For another moment, we just sat there, me and my wife, adjusting to the sudden absence; then our eyes met in a brief, frantic moment of telepathy, and we were on our feet and running down the hall...

Gizmo was just where we'd left her, sprawled in bed with the typical abandon of a very young child. Beside her, only a slight indentation in the pillow marked the space where Spike had been. I'd been subconsciously expecting to find her gone, and relief swept over me in a massive wave - - my knees buckled, and I nearly collapsed.

Almost, but not quite; Scully was holding me, keeping me from falling.

We moved together, silently, purposefully. I picked Gizmo up and carried her, and Scully opened the door to our bedroom, and we got her settled between us in the big king- sized bed without ever waking her. My nerves were jangling something fierce, and I could have used a night of passionate sex with my wife to calm me down -- but more than that, I needed to know that my daughter was safe and sound and there, in the same universe with me.

Gizmo.

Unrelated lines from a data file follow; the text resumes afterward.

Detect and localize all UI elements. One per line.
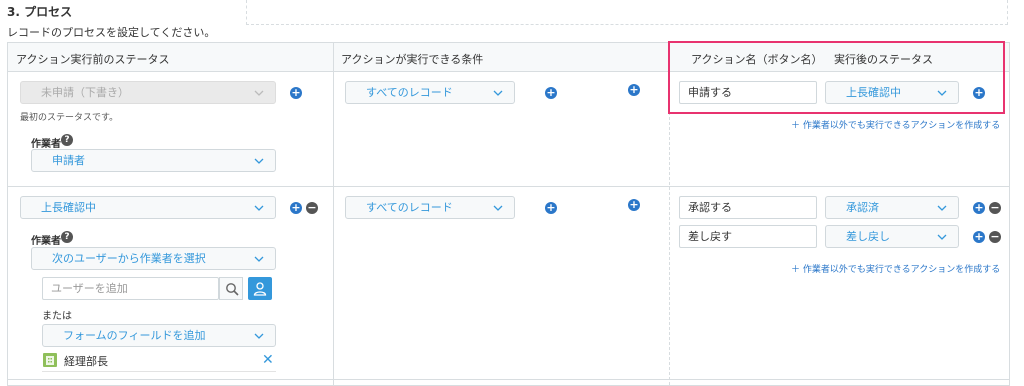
add-action-button[interactable]: +	[973, 87, 985, 99]
add-action-button[interactable]: +	[973, 231, 985, 243]
status-select-row2[interactable]: 上長確認中	[20, 196, 276, 219]
action-name-input-row1[interactable]: 申請する	[679, 81, 817, 104]
chevron-down-icon	[936, 87, 948, 99]
add-condition-column-button[interactable]: +	[628, 199, 640, 211]
add-status-button[interactable]: +	[290, 202, 302, 214]
chevron-down-icon	[936, 202, 948, 214]
form-field-select-value: フォームのフィールドを追加	[63, 329, 206, 342]
chevron-down-icon	[253, 253, 265, 265]
status-select-row2-value: 上長確認中	[41, 201, 96, 214]
assignee-label: 作業者	[31, 139, 61, 150]
search-icon	[225, 282, 239, 299]
action-name-input-row2a[interactable]: 承認する	[679, 196, 817, 219]
status-note: 最初のステータスです。	[20, 113, 119, 123]
action-name-input-row2b[interactable]: 差し戻す	[679, 225, 817, 248]
remove-action-button[interactable]: −	[989, 202, 1001, 214]
close-icon[interactable]: ✕	[262, 353, 274, 367]
add-non-assignee-action-link[interactable]: ＋ 作業者以外でも実行できるアクションを作成する	[791, 118, 1000, 131]
chevron-down-icon	[253, 87, 265, 99]
chevron-down-icon	[936, 231, 948, 243]
form-field-select[interactable]: フォームのフィールドを追加	[42, 324, 276, 347]
header-status-before: アクション実行前のステータス	[16, 53, 170, 66]
next-status-select-row1[interactable]: 上長確認中	[825, 81, 959, 104]
or-label: または	[42, 311, 72, 322]
chip-divider	[42, 371, 276, 372]
add-condition-button[interactable]: +	[545, 202, 557, 214]
organization-icon	[43, 353, 57, 367]
next-status-select-row2b[interactable]: 差し戻し	[825, 225, 959, 248]
chevron-down-icon	[253, 330, 265, 342]
row-divider	[8, 379, 1009, 380]
user-icon	[253, 281, 267, 299]
add-non-assignee-action-link[interactable]: ＋ 作業者以外でも実行できるアクションを作成する	[791, 262, 1000, 275]
user-picker-button[interactable]	[248, 277, 272, 300]
header-condition: アクションが実行できる条件	[341, 53, 484, 66]
add-status-button[interactable]: +	[290, 87, 302, 99]
next-status-select-row2a[interactable]: 承認済	[825, 196, 959, 219]
assignee-select-row1[interactable]: 申請者	[31, 149, 276, 172]
condition-select-row1-value: すべてのレコード	[366, 86, 453, 99]
add-condition-column-button[interactable]: +	[628, 84, 640, 96]
chevron-down-icon	[492, 202, 504, 214]
section-description: レコードのプロセスを設定してください。	[7, 26, 216, 39]
next-status-select-row2b-value: 差し戻し	[846, 230, 890, 243]
chevron-down-icon	[253, 155, 265, 167]
remove-status-button[interactable]: −	[306, 202, 318, 214]
assignee-select-row1-value: 申請者	[52, 154, 85, 167]
add-action-button[interactable]: +	[973, 202, 985, 214]
question-circle-icon[interactable]: ?	[61, 134, 73, 146]
condition-select-row1[interactable]: すべてのレコード	[345, 81, 515, 104]
drop-area	[246, 0, 1008, 25]
add-condition-button[interactable]: +	[545, 87, 557, 99]
question-circle-icon[interactable]: ?	[61, 231, 73, 243]
next-status-select-row2a-value: 承認済	[846, 201, 879, 214]
assignee-label: 作業者	[31, 236, 61, 247]
user-search-input[interactable]: ユーザーを追加	[42, 277, 219, 300]
condition-select-row2-value: すべてのレコード	[366, 201, 453, 214]
selected-entity: 経理部長	[64, 355, 108, 368]
assignee-mode-select-value: 次のユーザーから作業者を選択	[52, 252, 206, 265]
section-title: 3. プロセス	[7, 5, 73, 19]
column-divider	[669, 72, 670, 385]
chevron-down-icon	[492, 87, 504, 99]
chevron-down-icon	[253, 202, 265, 214]
status-select-row1: 未申請（下書き）	[20, 81, 276, 104]
search-button[interactable]	[219, 277, 243, 300]
column-divider	[333, 43, 334, 385]
row-divider	[8, 186, 1009, 187]
remove-action-button[interactable]: −	[989, 231, 1001, 243]
condition-select-row2[interactable]: すべてのレコード	[345, 196, 515, 219]
assignee-mode-select[interactable]: 次のユーザーから作業者を選択	[31, 247, 276, 270]
next-status-select-row1-value: 上長確認中	[846, 86, 901, 99]
status-select-row1-value: 未申請（下書き）	[41, 86, 129, 99]
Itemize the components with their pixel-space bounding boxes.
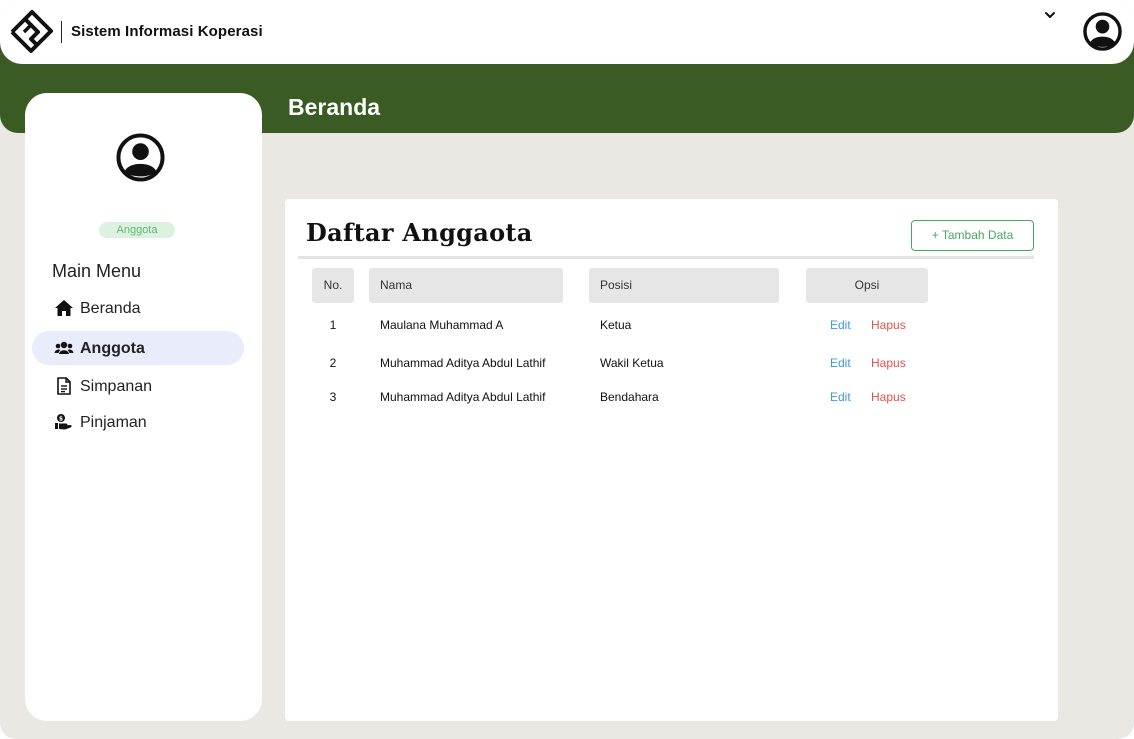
sidebar-item-label: Anggota <box>80 340 145 357</box>
row-3-edit-link[interactable]: Edit <box>830 390 851 404</box>
logo-divider <box>61 21 62 43</box>
user-avatar-icon[interactable] <box>1083 12 1122 51</box>
row-3-delete-link[interactable]: Hapus <box>871 390 906 404</box>
column-header-no[interactable]: No. <box>312 268 354 303</box>
sidebar-item-beranda[interactable]: Beranda <box>32 291 244 325</box>
home-icon <box>55 300 73 316</box>
role-badge: Anggota <box>99 222 175 238</box>
sidebar-item-label: Beranda <box>80 300 141 317</box>
card-title: Daftar Anggaota <box>306 218 533 247</box>
row-1-posisi: Ketua <box>600 318 632 332</box>
title-divider <box>298 256 1034 259</box>
app-frame: Sistem Informasi Koperasi Beranda Anggot… <box>0 0 1134 739</box>
row-2-edit-link[interactable]: Edit <box>830 356 851 370</box>
column-header-opsi: Opsi <box>806 268 928 303</box>
sidebar-item-pinjaman[interactable]: $ Pinjaman <box>32 405 244 439</box>
column-header-nama[interactable]: Nama <box>369 268 563 303</box>
row-1-no: 1 <box>329 318 337 332</box>
profile-avatar-icon <box>116 133 165 182</box>
page-title: Beranda <box>288 94 381 120</box>
menu-heading: Main Menu <box>52 261 142 281</box>
koperasi-logo-icon[interactable] <box>8 10 54 54</box>
hand-money-icon: $ <box>55 414 72 430</box>
row-1-delete-link[interactable]: Hapus <box>871 318 906 332</box>
sidebar-item-simpanan[interactable]: Simpanan <box>32 369 244 403</box>
sidebar-item-label: Pinjaman <box>80 414 147 431</box>
row-2-posisi: Wakil Ketua <box>600 356 664 370</box>
row-1-edit-link[interactable]: Edit <box>830 318 851 332</box>
column-header-posisi[interactable]: Posisi <box>589 268 779 303</box>
top-header: Sistem Informasi Koperasi <box>0 0 1134 64</box>
row-3-posisi: Bendahara <box>600 390 659 404</box>
add-data-button[interactable]: + Tambah Data <box>911 220 1034 251</box>
document-icon <box>57 377 71 395</box>
sidebar-item-label: Simpanan <box>80 378 153 395</box>
sidebar-item-anggota[interactable]: Anggota <box>32 331 244 365</box>
sidebar: Anggota Main Menu Beranda Anggota Simpan… <box>25 93 262 721</box>
svg-text:$: $ <box>59 415 63 422</box>
chevron-down-icon[interactable] <box>1043 9 1057 21</box>
row-2-delete-link[interactable]: Hapus <box>871 356 906 370</box>
row-1-nama: Maulana Muhammad A <box>380 318 504 332</box>
users-icon <box>54 341 74 354</box>
row-2-nama: Muhammad Aditya Abdul Lathif <box>380 356 546 370</box>
app-title: Sistem Informasi Koperasi <box>71 23 263 40</box>
row-3-nama: Muhammad Aditya Abdul Lathif <box>380 390 546 404</box>
row-2-no: 2 <box>329 356 337 370</box>
row-3-no: 3 <box>329 390 337 404</box>
member-list-card: Daftar Anggaota + Tambah Data No. Nama P… <box>285 199 1058 721</box>
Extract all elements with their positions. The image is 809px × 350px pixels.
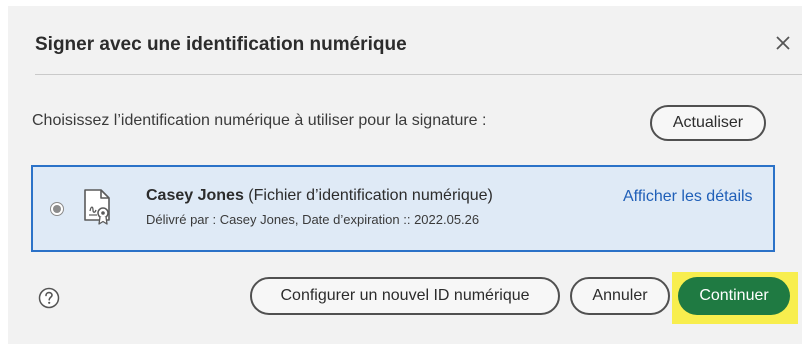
id-title: Casey Jones (Fichier d’identification nu… — [146, 187, 493, 205]
id-issued-info: Délivré par : Casey Jones, Date d’expira… — [146, 212, 480, 227]
configure-new-id-button[interactable]: Configurer un nouvel ID numérique — [250, 277, 560, 315]
show-details-link[interactable]: Afficher les détails — [623, 188, 753, 206]
refresh-button[interactable]: Actualiser — [650, 105, 766, 141]
dialog-title: Signer avec une identification numérique — [35, 34, 407, 55]
digital-id-item[interactable]: Casey Jones (Fichier d’identification nu… — [31, 165, 775, 252]
continue-button[interactable]: Continuer — [678, 277, 790, 315]
radio-selected-dot — [53, 205, 61, 213]
id-radio-button[interactable] — [50, 202, 64, 216]
title-divider — [35, 74, 802, 75]
cancel-button[interactable]: Annuler — [570, 277, 670, 315]
id-type: (Fichier d’identification numérique) — [243, 187, 493, 204]
help-icon[interactable] — [38, 287, 60, 309]
close-button[interactable] — [772, 32, 794, 54]
close-icon — [776, 36, 790, 50]
selection-prompt: Choisissez l’identification numérique à … — [32, 112, 487, 129]
id-name: Casey Jones — [146, 187, 244, 204]
sign-dialog: Signer avec une identification numérique… — [8, 6, 802, 344]
certificate-icon — [84, 189, 110, 225]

Spike. Paradox, the pair of them: an unhealed wound in the fabric of reality. At any moment, they could vanish, as completely as Vixen and Daniel had disappeared from the living room -- and there wasn't a damn thing we could do about it. Not a damn thing.

I didn't think I would ever sleep, but after awhile, the small soft sounds of breathing began to lull me into a sense of possibly false security -- Scully, one pillow over; and Gizmo, her head resting on my arm and rendering it slowly numb. My family had become more precious to me than anything else, than even the X-Files had been. I'd left behind the X-Files to protect them, and never regretted the choice -- and now there was nothing I could do to protect them from this new unpredictable fate. The only weapons I had were my love for them, and my determination...

Maybe that would be enough.

Sleep, when it came, was a blessed relief from the uncertainty.